Baseline Indoor Air Quality Field Study in Occupied New U.S. Homes: Hot-Humid and Mixed-Humid Climates
Starting October 2017, the project is part of a national study aimed at characterizing indoor air quality in occupied homes. The homes will be up to current energy codes, and researchers will closely monitor the use and performance of mechanical ventilation systems in those homes. Indoor and outdoor air will be sampled for formaldehyde, nitrogen oxides, carbon dioxide, and particulates as part of the indoor air quality characterization.
Integrated HVAC Control Methods for Supplemental High Efficiency Mini-Split Heat Pumps in Existing Homes
Industry Partners: Mitsubishi, Aircycler
Starting October 2017, this project will further refine a new approach to using mini-split heat pumps in existing homes. The team will focus on using a single, centrally located mini-split heat pump as the primary system, while only using the existing, lower efficiency central system as needed.
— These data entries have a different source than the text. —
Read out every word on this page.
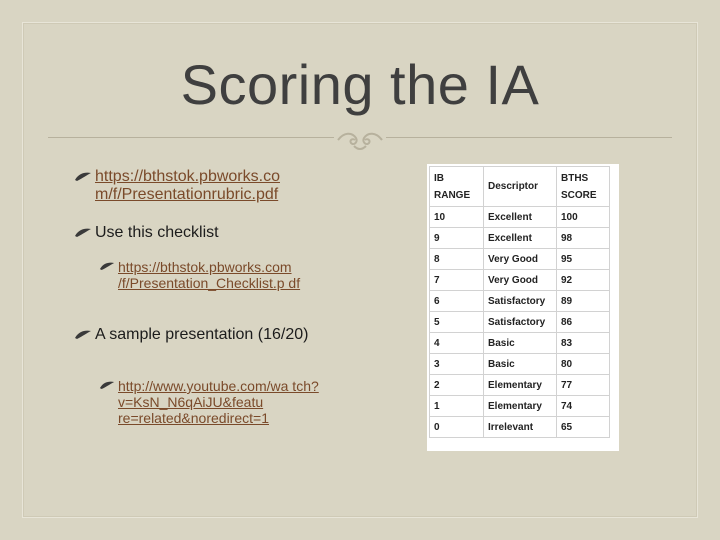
Scoring the IA
https://bthstok.pbworks.co m/f/Presentationrubric.pdf
Use this checklist
https://bthstok.pbworks.com /f/Presentation_Checklist.p df
A sample presentation (16/20)
http://www.youtube.com/wa tch?v=KsN_N6qAiJU&featu re=related&noredirect=1
IB RANGE	Descriptor	BTHS SCORE
10	Excellent	100
9	Excellent	98
8	Very Good	95
7	Very Good	92
6	Satisfactory	89
5	Satisfactory	86
4	Basic	83
3	Basic	80
2	Elementary	77
1	Elementary	74
0	Irrelevant	65
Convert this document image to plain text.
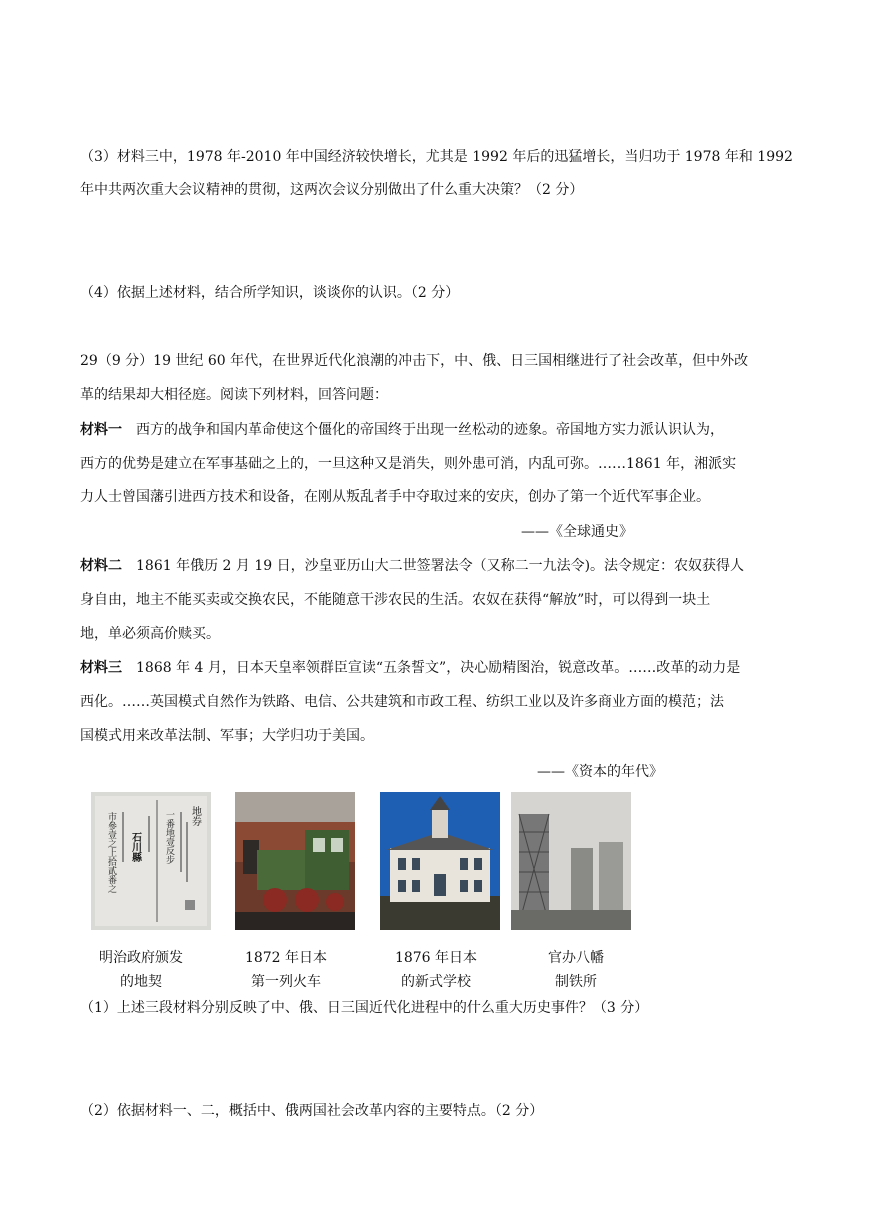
（3）材料三中，1978 年-2010 年中国经济较快增长，尤其是 1992 年后的迅猛增长，当归功于 1978 年和 1992
年中共两次重大会议精神的贯彻，这两次会议分别做出了什么重大决策？（2 分）
（4）依据上述材料，结合所学知识，谈谈你的认识。（2 分）
29（9 分）19 世纪 60 年代，在世界近代化浪潮的冲击下，中、俄、日三国相继进行了社会改革，但中外改
革的结果却大相径庭。阅读下列材料，回答问题：
材料一　西方的战争和国内革命使这个僵化的帝国终于出现一丝松动的迹象。帝国地方实力派认识认为，
西方的优势是建立在军事基础之上的，一旦这种又是消失，则外患可消，内乱可弥。……1861 年，湘派实
力人士曾国藩引进西方技术和设备，在刚从叛乱者手中夺取过来的安庆，创办了第一个近代军事企业。
——《全球通史》
材料二　1861 年俄历 2 月 19 日，沙皇亚历山大二世签署法令（又称二一九法令)。法令规定：农奴获得人
身自由，地主不能买卖或交换农民，不能随意干涉农民的生活。农奴在获得“解放”时，可以得到一块土
地，单必须高价赎买。
材料三　1868 年 4 月，日本天皇率领群臣宣读“五条誓文”，决心励精图治，锐意改革。……改革的动力是
西化。……英国模式自然作为铁路、电信、公共建筑和市政工程、纺织工业以及许多商业方面的模范；法
国模式用来改革法制、军事；大学归功于美国。
——《资本的年代》
市參壹之上拾貳番之 石川縣	一番地壹反步 地券
明治政府颁发
的地契
1872 年日本
第一列火车
1876 年日本
的新式学校
官办八幡
制铁所
（1）上述三段材料分别反映了中、俄、日三国近代化进程中的什么重大历史事件？（3 分）
（2）依据材料一、二，概括中、俄两国社会改革内容的主要特点。（2 分）
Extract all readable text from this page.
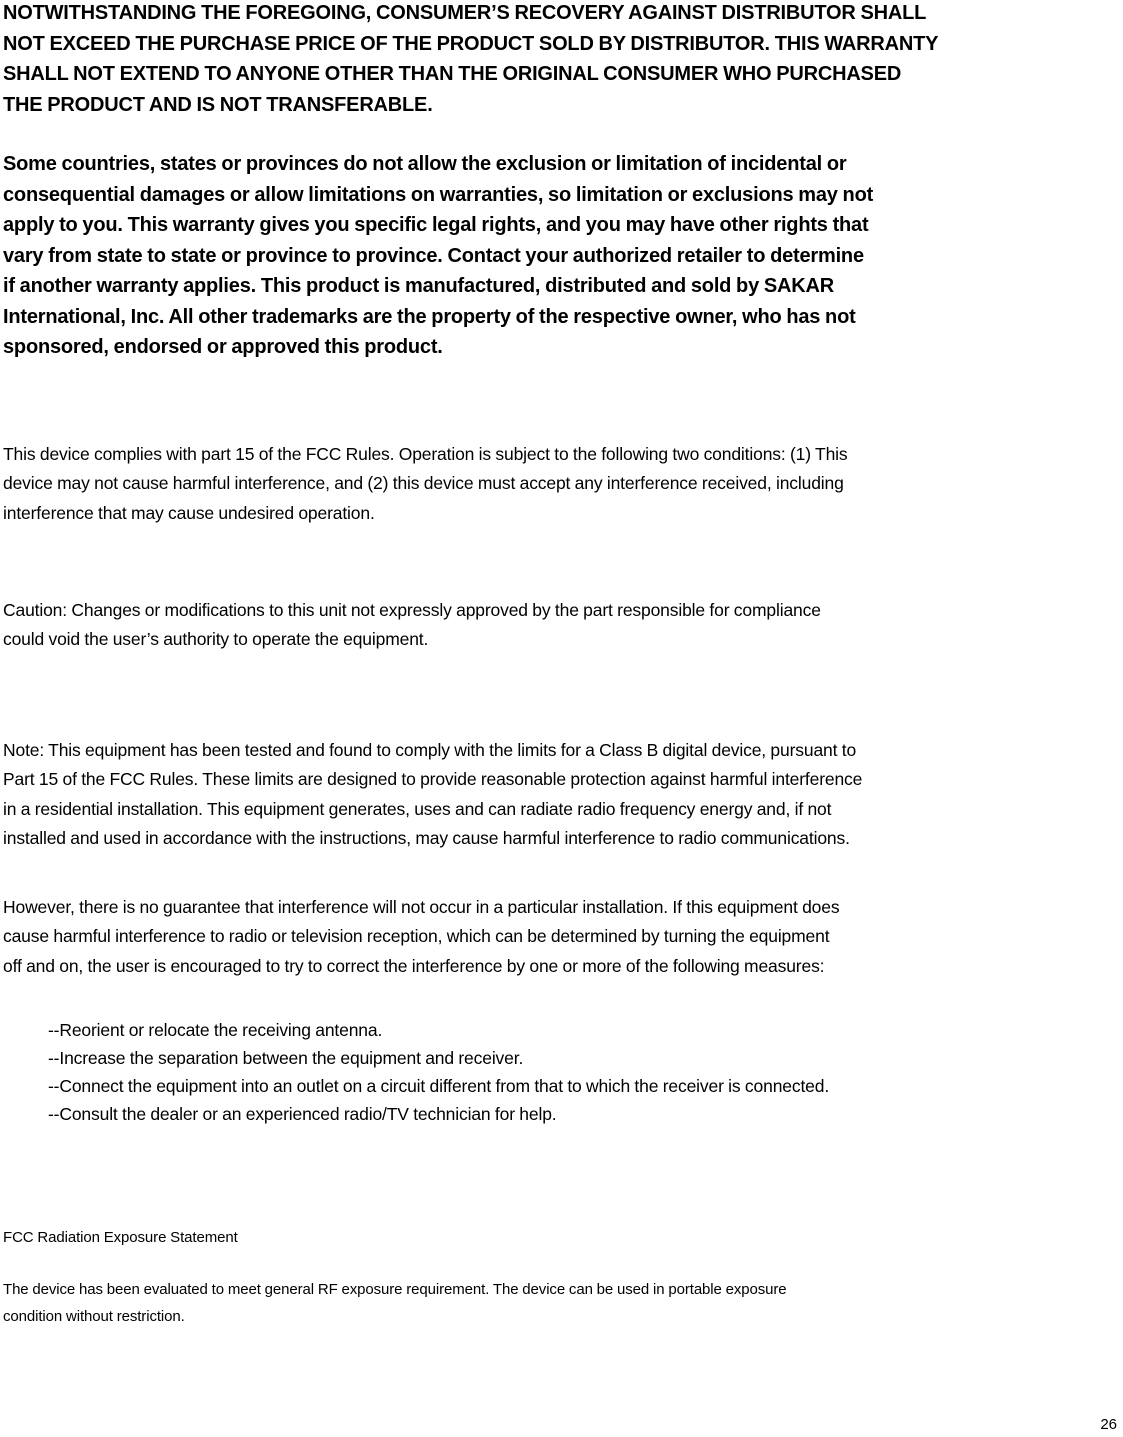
NOTWITHSTANDING THE FOREGOING, CONSUMER’S RECOVERY AGAINST DISTRIBUTOR SHALL
NOT EXCEED THE PURCHASE PRICE OF THE PRODUCT SOLD BY DISTRIBUTOR. THIS WARRANTY
SHALL NOT EXTEND TO ANYONE OTHER THAN THE ORIGINAL CONSUMER WHO PURCHASED
THE PRODUCT AND IS NOT TRANSFERABLE.

Some countries, states or provinces do not allow the exclusion or limitation of incidental or
consequential damages or allow limitations on warranties, so limitation or exclusions may not
apply to you. This warranty gives you specific legal rights, and you may have other rights that
vary from state to state or province to province. Contact your authorized retailer to determine
if another warranty applies. This product is manufactured, distributed and sold by SAKAR
International, Inc. All other trademarks are the property of the respective owner, who has not
sponsored, endorsed or approved this product.

This device complies with part 15 of the FCC Rules. Operation is subject to the following two conditions: (1) This
device may not cause harmful interference, and (2) this device must accept any interference received, including
interference that may cause undesired operation.

Caution: Changes or modifications to this unit not expressly approved by the part responsible for compliance
could void the user’s authority to operate the equipment.

Note: This equipment has been tested and found to comply with the limits for a Class B digital device, pursuant to
Part 15 of the FCC Rules. These limits are designed to provide reasonable protection against harmful interference
in a residential installation. This equipment generates, uses and can radiate radio frequency energy and, if not
installed and used in accordance with the instructions, may cause harmful interference to radio communications.

However, there is no guarantee that interference will not occur in a particular installation. If this equipment does
cause harmful interference to radio or television reception, which can be determined by turning the equipment
off and on, the user is encouraged to try to correct the interference by one or more of the following measures:

--Reorient or relocate the receiving antenna.
--Increase the separation between the equipment and receiver.
--Connect the equipment into an outlet on a circuit different from that to which the receiver is connected.
--Consult the dealer or an experienced radio/TV technician for help.

FCC Radiation Exposure Statement

The device has been evaluated to meet general RF exposure requirement. The device can be used in portable exposure
condition without restriction.

26
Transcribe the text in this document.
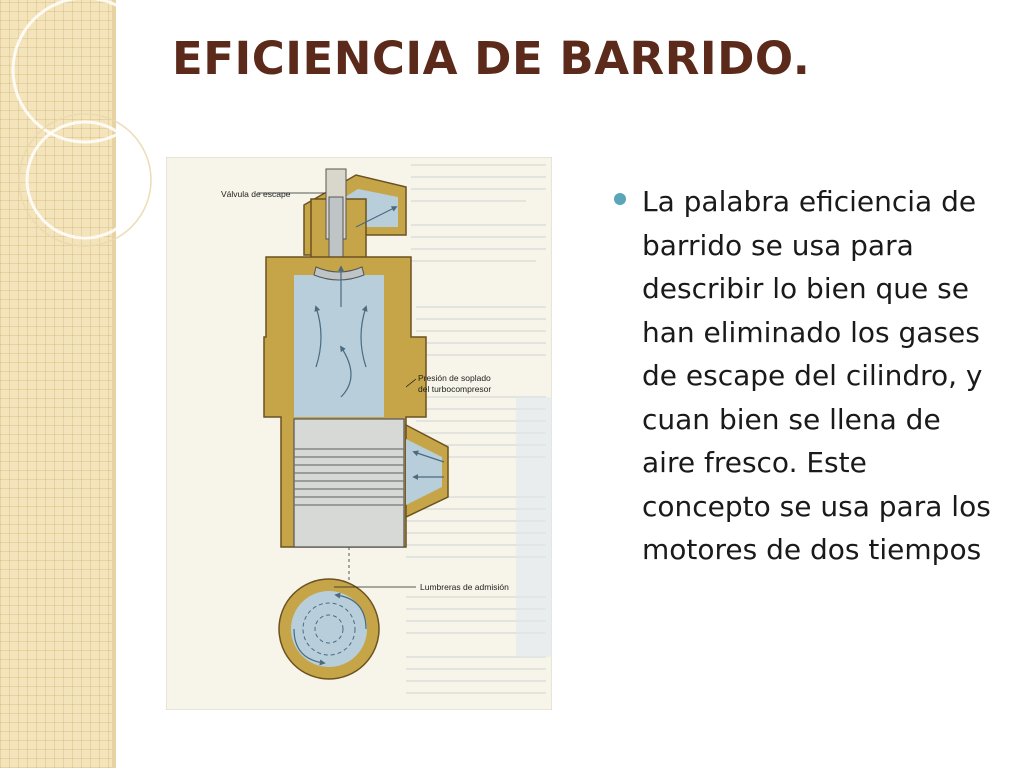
EFICIENCIA DE BARRIDO.
Válvula de escape
Presión de soplado
del turbocompresor
Lumbreras de admisión
La palabra eficiencia de barrido se usa para describir lo bien que se han eliminado los gases de escape del cilindro, y cuan bien se llena de aire fresco. Este concepto se usa para los motores de dos tiempos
Previous UCF research documented 34% average heating and cooling energy savings for Florida homes that utilize this novel approach. The integrated controller developed as part of this project is expected to enable additional savings and improve comfort. Best practice guidance for optimum design, installation, system control, and central system replacement at end-of-life will be developed to foster mainstream adoption of the approach.
Building America Partnership for Improved Residential Construction
The University of Central Florida team will work directly with Habitat for Humanity Affiliates and product manufacturers to:
- Demonstrate and validate high efficiency, variable capacity, ducted and ductless space conditioning systems with optimized comfort distribution and latent (i.e., humidity) control.
- Test a new "smart" ventilation system innovation aimed at saving space conditioning energy use while improving comfort, moisture, and peak load impacts.
This project will study advanced whole-house residential construction practices for production builders that enable 50% whole-house energy savings compared to houses built to code in hot/humid climates.